David Michael Miller
The first thing that Kate Trapp, a registered nurse with Agrace HospiceCare, does before walking into a patient’s home is review details of the patient’s recent emergency room visits, lab tests and medications on her laptop. That way, she can keep her laptop in her bag when she greets the patient and respond to any immediate needs, like making the patient comfortable or managing pain.
When she does need to use her laptop to log the patient’s status, she explains why she is taking it out and maintains conversation. “I stay conscious of, ‘Am I staring away from the patient?

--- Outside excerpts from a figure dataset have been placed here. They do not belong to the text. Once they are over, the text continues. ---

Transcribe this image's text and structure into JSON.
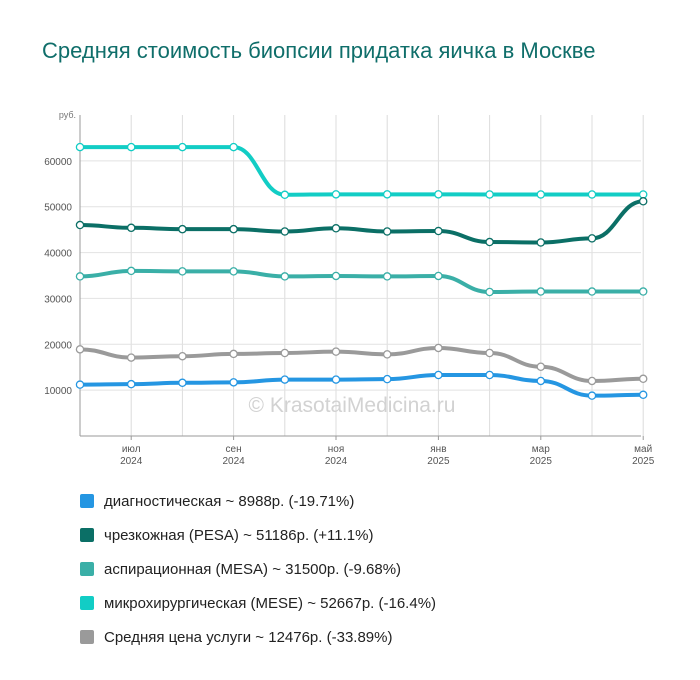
{
  "title": "Средняя стоимость биопсии придатка яичка в Москве",
  "watermark": "© KrasotaiMedicina.ru",
  "chart_data": {
    "type": "line",
    "ylabel": "руб.",
    "ylim": [
      0,
      70000
    ],
    "y_ticks": [
      10000,
      20000,
      30000,
      40000,
      50000,
      60000
    ],
    "x_ticks": [
      {
        "index": 1,
        "month": "июл",
        "year": "2024"
      },
      {
        "index": 3,
        "month": "сен",
        "year": "2024"
      },
      {
        "index": 5,
        "month": "ноя",
        "year": "2024"
      },
      {
        "index": 7,
        "month": "янв",
        "year": "2025"
      },
      {
        "index": 9,
        "month": "мар",
        "year": "2025"
      },
      {
        "index": 11,
        "month": "май",
        "year": "2025"
      }
    ],
    "grid": true,
    "legend_position": "bottom",
    "series": [
      {
        "name": "диагностическая",
        "color": "#2596e2",
        "values": [
          11200,
          11300,
          11600,
          11700,
          12300,
          12300,
          12400,
          13300,
          13300,
          12000,
          8800,
          8988
        ]
      },
      {
        "name": "чрезкожная (PESA)",
        "color": "#0b6f66",
        "values": [
          46000,
          45400,
          45100,
          45100,
          44600,
          45300,
          44600,
          44700,
          42300,
          42200,
          43100,
          51186
        ]
      },
      {
        "name": "аспирационная (MESA)",
        "color": "#3aafa7",
        "values": [
          34800,
          36000,
          35900,
          35900,
          34800,
          34900,
          34800,
          34900,
          31400,
          31500,
          31500,
          31500
        ]
      },
      {
        "name": "микрохирургическая (MESE)",
        "color": "#12cdc5",
        "values": [
          63000,
          63000,
          63000,
          63000,
          52600,
          52700,
          52700,
          52700,
          52667,
          52667,
          52667,
          52667
        ]
      },
      {
        "name": "Средняя цена услуги",
        "color": "#9a9a9a",
        "values": [
          18900,
          17100,
          17400,
          17900,
          18100,
          18400,
          17800,
          19200,
          18100,
          15100,
          12000,
          12476
        ]
      }
    ]
  },
  "legend": [
    {
      "label": "диагностическая ~ 8988р. (-19.71%)",
      "color": "#2596e2"
    },
    {
      "label": "чрезкожная (PESA) ~ 51186р. (+11.1%)",
      "color": "#0b6f66"
    },
    {
      "label": "аспирационная (MESA) ~ 31500р. (-9.68%)",
      "color": "#3aafa7"
    },
    {
      "label": "микрохирургическая (MESE) ~ 52667р. (-16.4%)",
      "color": "#12cdc5"
    },
    {
      "label": "Средняя цена услуги ~ 12476р. (-33.89%)",
      "color": "#9a9a9a"
    }
  ]
}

Am I typing too much?’” Trapp says.
When Beth Strauss was in nursing school 25 years ago, she was trained to talk to patients one-on-one. Now a nursing instructor at Blackhawk Technical College in Janesville, Strauss says today’s nursing students must master a different skill: engaging the patient and updating electronic health records simultaneously.
Electronic health records have radically improved how health care professionals diagnose and treat patients, but documentation requirements have caused a significant, nontechnical glitch. Patients can feel ignored, and care suffers, if nurses and physicians spend the brief time they have in the room fixated on a computer screen.
“Medical education and nursing education is really grappling with: ‘How do we train the health professionals of the future to care for the patient and not for the electronic health records?’” says Katharyn May, a professor and the dean of the UW School of Nursing.
For nurses, that balancing act is toughest when a patient is first admitted and there are several dozen questions — and in some cases, hundreds — that they are required to ask and document.
“To the patient, this process can feel mechanical,” says Kim McPhee, the nurse residency program coordinator at UW Health.
But the answers can have significant impacts on the health care provider’s course of action both immediately and in the future. Questions about a patient’s living arrangements and relationships can determine whether a discharge plan needs to include special accommodations. They are important questions that a nurse wouldn’t know the answers to without asking.
Hannah Dornbusch is a registered nurse in UW Hospital’s Trauma and Life Support Center. When a patient arrives who is responsive but in severe pain, “sometimes it’s a balance between being emotionally supportive and trying to get the questions answered,” she says. Dornbusch tells patients, “I know this is hard, but if you don’t mind, I have to ask you a couple of questions.”
For her doctoral work, Strauss studied patients’ perceptions of nurses using electronic health records. One participant described feeling like an “information bank” that the nurse drew on to answer the computer’s questions. Another participant conveyed disappointment when a nurse entered the room and proceeded to the computer without acknowledging him.
Not surprisingly, Strauss found that patients felt more at ease when nurses greeted them, responded to immediate needs of the patient first, and explained their movements as they accessed and used the electronic health records system.
For nurses just beginning their careers, the volume of charting they must complete can be daunting. Many hospitals have rigorous nurse residency programs in which experienced nurses oversee and coach new nurses, reminding them to face the patient and avoid “nursing the monitor” — while still ensuring thorough documentation.
On Dornbusch’s unit, more experienced nurses help new nurses complete their charting. “We’re focused on being very supportive and helpful when a patient comes in,” she says. “It’s not always possible for one nurse to do all the required charting.”
With experience, young nurses develop a rhythm. May recently observed one in an exam room with a child, who was her patient, and the child’s mother. The nurse told the mother she needed to quickly add what they had just discussed to the child’s record. When she finished typing, she turned back around, made eye contact with the mother, smiled and said, “Okay. I’m caught up, so let’s talk more.”
When it comes to the use of electronic health records, small tweaks like that can easily be incorporated into care to strengthen the nurse’s relationship with the patient, Strauss says.
Detailed records can both personalize experiences and save lives. Records for at-home care can include a patient’s personal preferences, such as a favorite food or type of music so nurses can incorporate these into their visit. In intensive care units, physicians, nurses and pharmacists often view the records remotely, at different times, and rely on the information to make decisions.
“Assessing patient status is always the first priority,” May says. “Documentation is absolutely essential, but documentation is a second-order function.”